You can buy it here : Amazon.com pre-order
Did you know that during the 1970s — a span of ten years! — there were only three instrumental Ethiopian albums recorded and released on vinyl? It’s true. Well, if the Internet says it’s true, then it’s true. I trust the Afro-pop websites way more than I trust my instincts. More than that, even, I trust Francis Falcetto, the mastermind behind the Ethiopiques series. He describes Ethiopia as a vastly misunderstood country. It is unique in regards to its topography (green landscape, highlands that act as a natural fortress), religion (Catholic since the early 4th century, long before Catholicism took over Europe or the Americas), and language (Ge’ez, a Semitic language whose derivations are related to it in the same was French, Spanish, and Italian are related to Latin). It took until the late 1960s for independent bands to form, but by that time the musicians of Ethiopia had decades to practice and understand theory. After learning of Western music from peace corp volunteers and military radio stations, the state run radio stations decided to slowly liberate the airwaves, so to speak, and allow more popular Western music to reach Ethiopians. Combine that with the natural generational divides we see in the history of every other country in the world, and you’ve got a powder keg of ridiculously great music waiting to explode.
Mulatu Astatke was the first musician of his generation to study abroad. He attended Berklee College of Music in Boston.
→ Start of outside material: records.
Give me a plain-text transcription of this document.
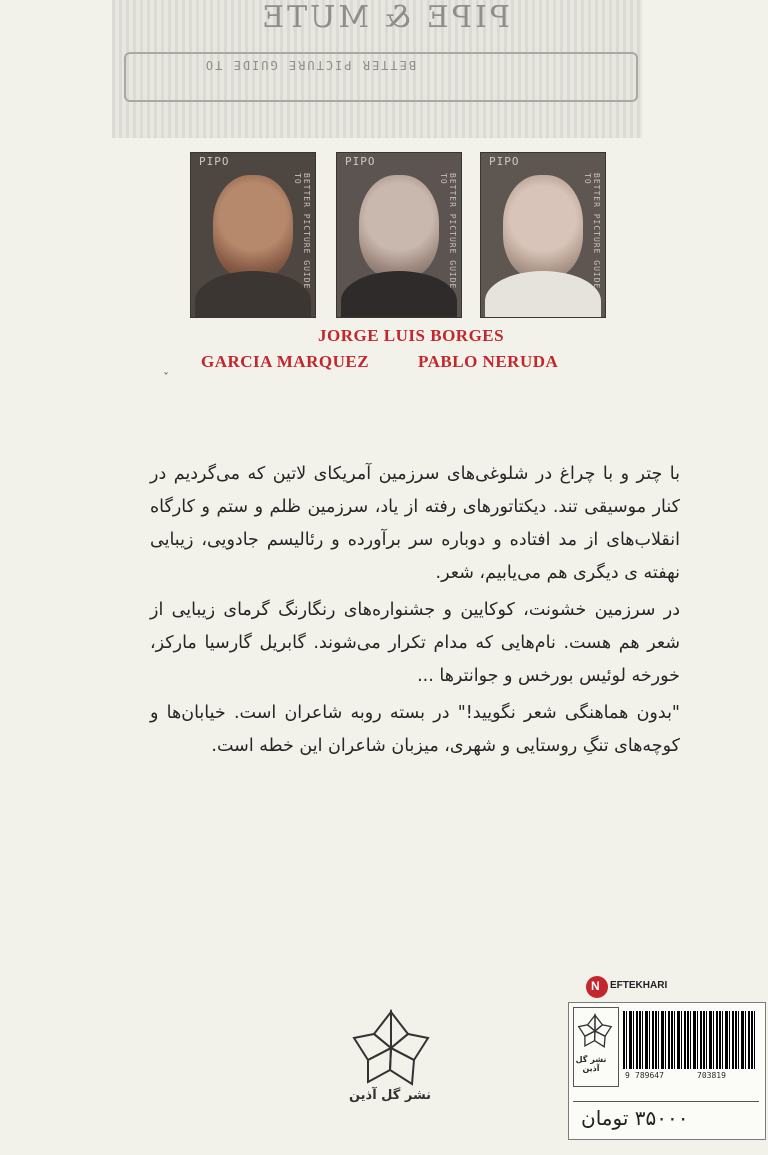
PIPE & MUTE
BETTER PICTURE GUIDE TO
PIPO
BETTER PICTURE GUIDE TO
PIPO
BETTER PICTURE GUIDE TO
PIPO
BETTER PICTURE GUIDE TO
JORGE LUIS BORGES
GARCIA MARQUEZ	PABLO NERUDA
ˇ

با چتر و با چراغ در شلوغی‌های سرزمین آمریکای لاتین که می‌گردیم در کنار موسیقی تند. دیکتاتورهای رفته از یاد، سرزمین ظلم و ستم و کارگاه انقلاب‌های از مد افتاده و دوباره سر برآورده و رئالیسم جادویی، زیبایی نهفته‌ ی دیگری هم می‌یابیم، شعر.

در سرزمین خشونت، کوکایین و جشنواره‌های رنگارنگ گرمای زیبایی از شعر هم هست. نام‌هایی که مدام تکرار می‌شوند. گابریل گارسیا مارکز، خورخه لوئیس بورخس و جوانترها ...

"بدون هماهنگی شعر نگویید!" در بسته روبه شاعران است. خیابان‌ها و کوچه‌های تنگِ روستایی و شهری، میزبان شاعران این خطه است.

N EFTEKHARI
نشر گل آذین
نشر گل آذین
9 789647	703819
۳۵۰۰۰ تومان
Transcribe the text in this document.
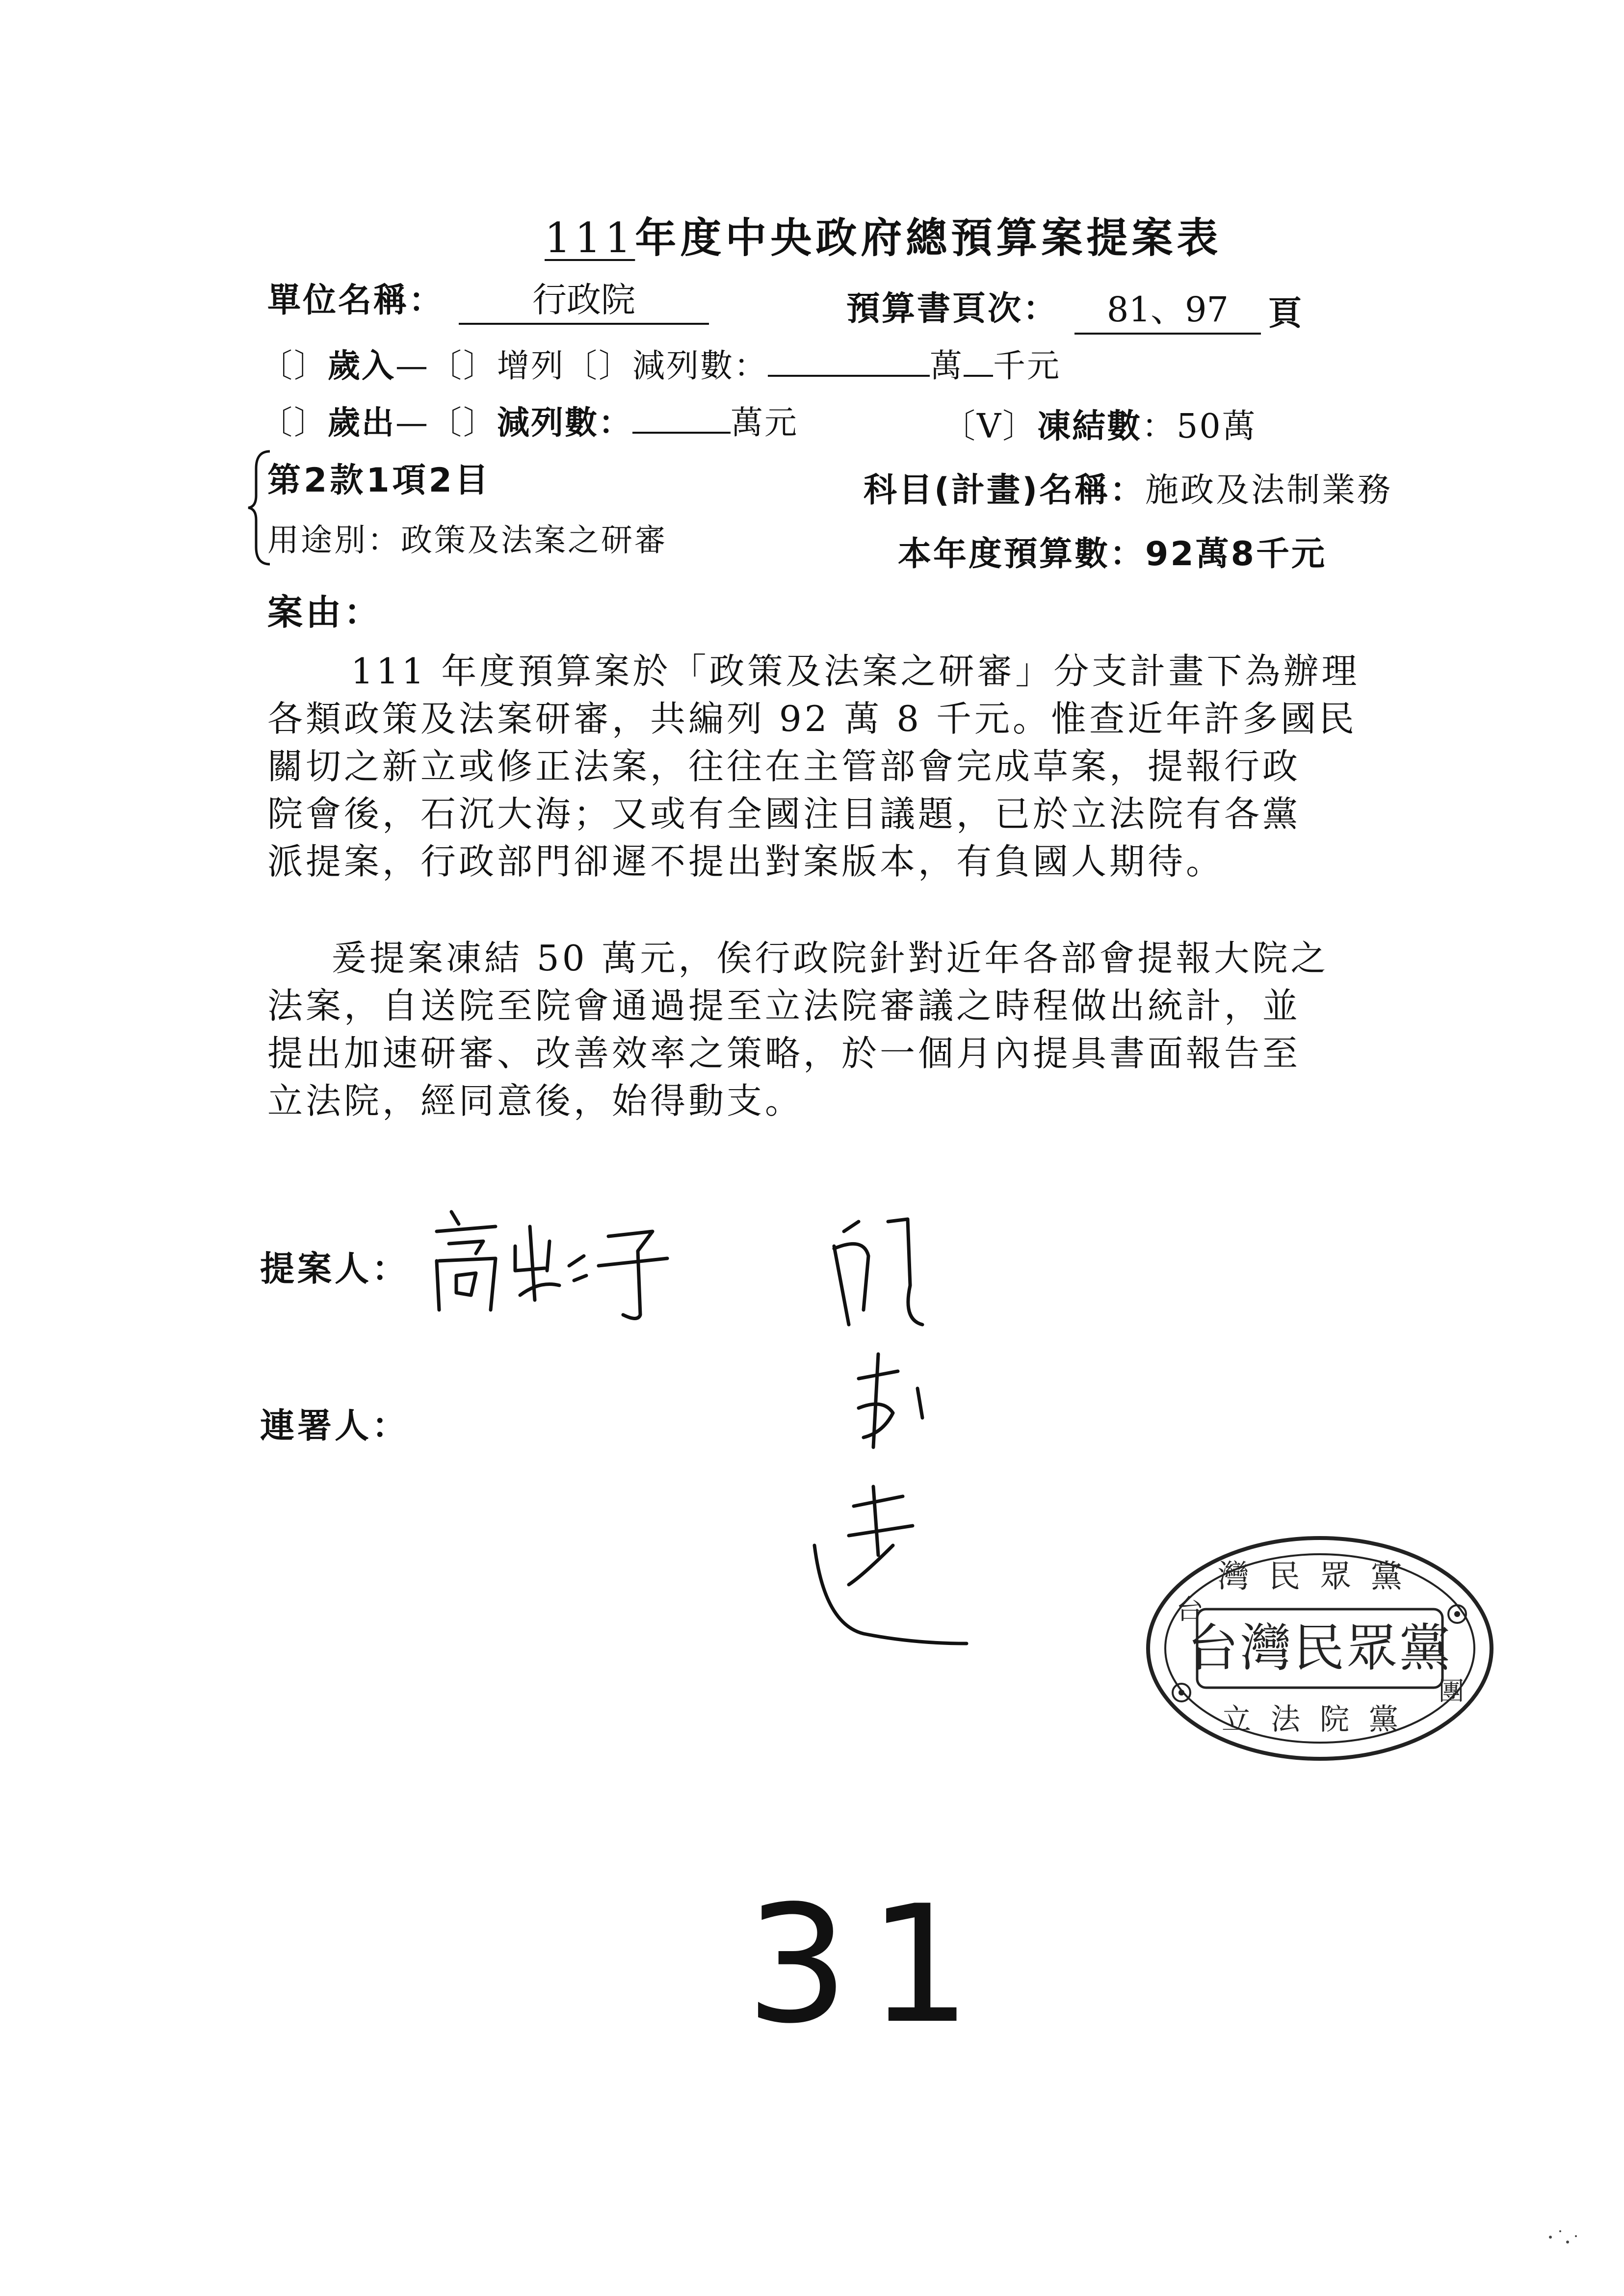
111年度中央政府總預算案提案表
單位名稱：	行政院	預算書頁次：	81、97	頁
〔〕歲入—〔〕增列〔〕減列數：	萬 千元
〔〕歲出—〔〕減列數：	萬元	〔V〕凍結數：50萬
第2款1項2目
用途別：政策及法案之研審
科目(計畫)名稱：施政及法制業務
本年度預算數：92萬8千元
案由：
111 年度預算案於「政策及法案之研審」分支計畫下為辦理
各類政策及法案研審，共編列 92 萬 8 千元。惟查近年許多國民
關切之新立或修正法案，往往在主管部會完成草案，提報行政
院會後，石沉大海；又或有全國注目議題，已於立法院有各黨
派提案，行政部門卻遲不提出對案版本，有負國人期待。
爰提案凍結 50 萬元，俟行政院針對近年各部會提報大院之
法案，自送院至院會通過提至立法院審議之時程做出統計，並
提出加速研審、改善效率之策略，於一個月內提具書面報告至
立法院，經同意後，始得動支。
提案人：
連署人：
台灣民眾黨
灣民眾黨
立法院黨
台
團
31
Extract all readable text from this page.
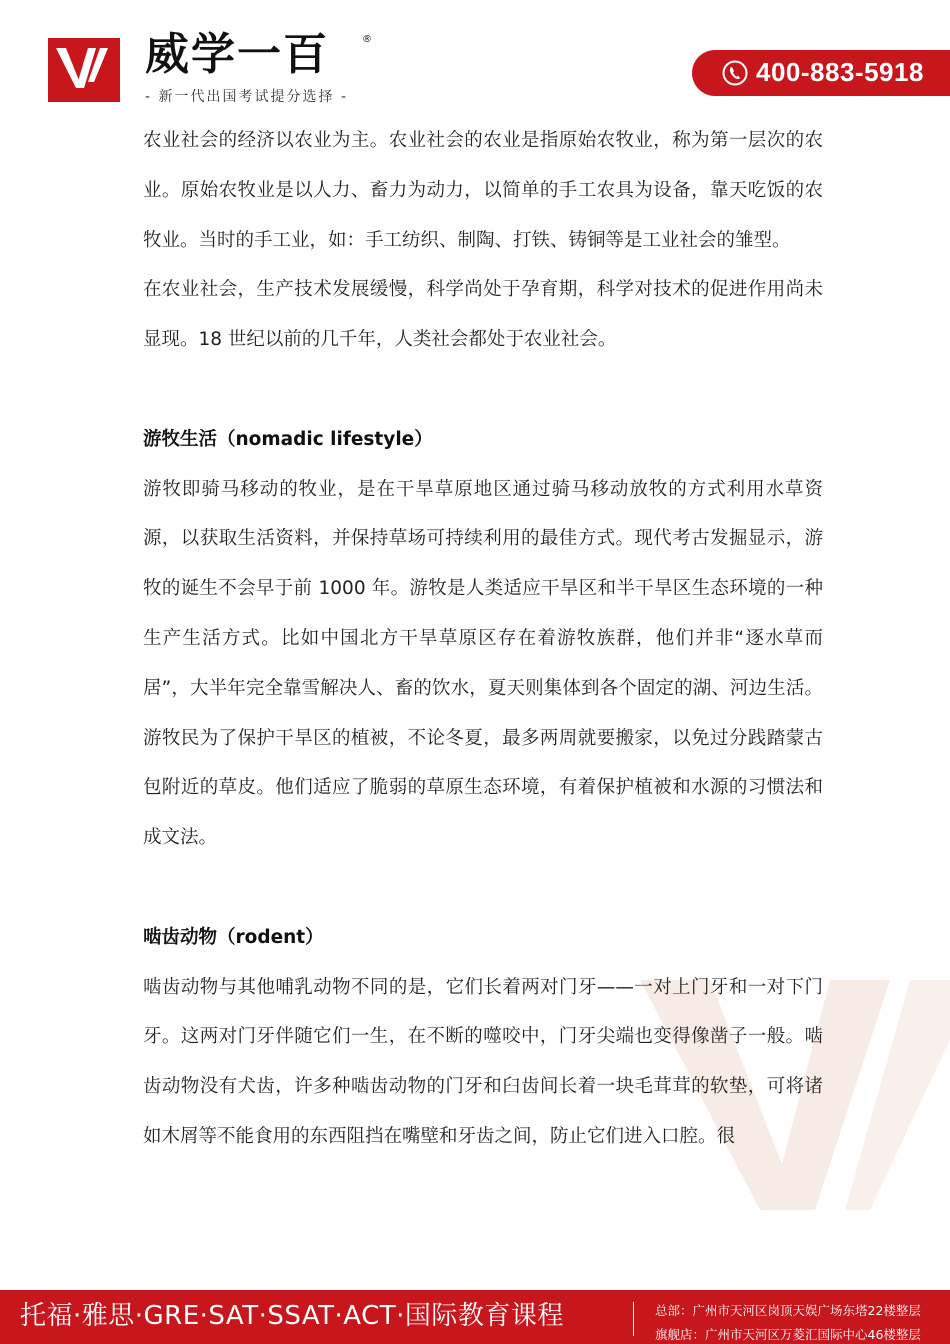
威学一百	®
- 新一代出国考试提分选择 -
400-883-5918

农业社会的经济以农业为主。农业社会的农业是指原始农牧业，称为第一层次的农业。原始农牧业是以人力、畜力为动力，以简单的手工农具为设备，靠天吃饭的农牧业。当时的手工业，如：手工纺织、制陶、打铁、铸铜等是工业社会的雏型。

在农业社会，生产技术发展缓慢，科学尚处于孕育期，科学对技术的促进作用尚未显现。18 世纪以前的几千年，人类社会都处于农业社会。

游牧生活（nomadic lifestyle）

游牧即骑马移动的牧业，是在干旱草原地区通过骑马移动放牧的方式利用水草资源，以获取生活资料，并保持草场可持续利用的最佳方式。现代考古发掘显示，游牧的诞生不会早于前 1000 年。游牧是人类适应干旱区和半干旱区生态环境的一种生产生活方式。比如中国北方干旱草原区存在着游牧族群，他们并非“逐水草而居”，大半年完全靠雪解决人、畜的饮水，夏天则集体到各个固定的湖、河边生活。游牧民为了保护干旱区的植被，不论冬夏，最多两周就要搬家，以免过分践踏蒙古包附近的草皮。他们适应了脆弱的草原生态环境，有着保护植被和水源的习惯法和成文法。

啮齿动物（rodent）

啮齿动物与其他哺乳动物不同的是，它们长着两对门牙——一对上门牙和一对下门牙。这两对门牙伴随它们一生，在不断的噬咬中，门牙尖端也变得像凿子一般。啮齿动物没有犬齿，许多种啮齿动物的门牙和臼齿间长着一块毛茸茸的软垫，可将诸如木屑等不能食用的东西阻挡在嘴壁和牙齿之间，防止它们进入口腔。很

托福·雅思·GRE·SAT·SSAT·ACT·国际教育课程	总部：广州市天河区岗顶天娱广场东塔22楼整层
旗舰店：广州市天河区万菱汇国际中心46楼整层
He brought his fondness for jazz and Latin music back to Africa, and — even before renowned musicians like Fela Kuti — was recording “modern” African music. He continued to compose and produce records into the ’70s, which is when Hailu Mergia recorded Tche Belew. The album was released in 1977, and features Mulatu on the track “Musical Silt.” Many Ethiojazz and Ethiopian pop fans consider it to be one of his greatest contributions to Ethiopian music. I’m not that well versed, so I couldn’t say definitively, but I think it’s great.
Tche Belew is a fairly unknown album by most fans’ standards. Which, naturally, makes it supremely hard to find. And original copies are quite valuable. Just two days ago the LP sold for $4,250 on eBay. Take a listen and you’ll realize why it’s such a sought after gem from an amazing period in the history of recorded music.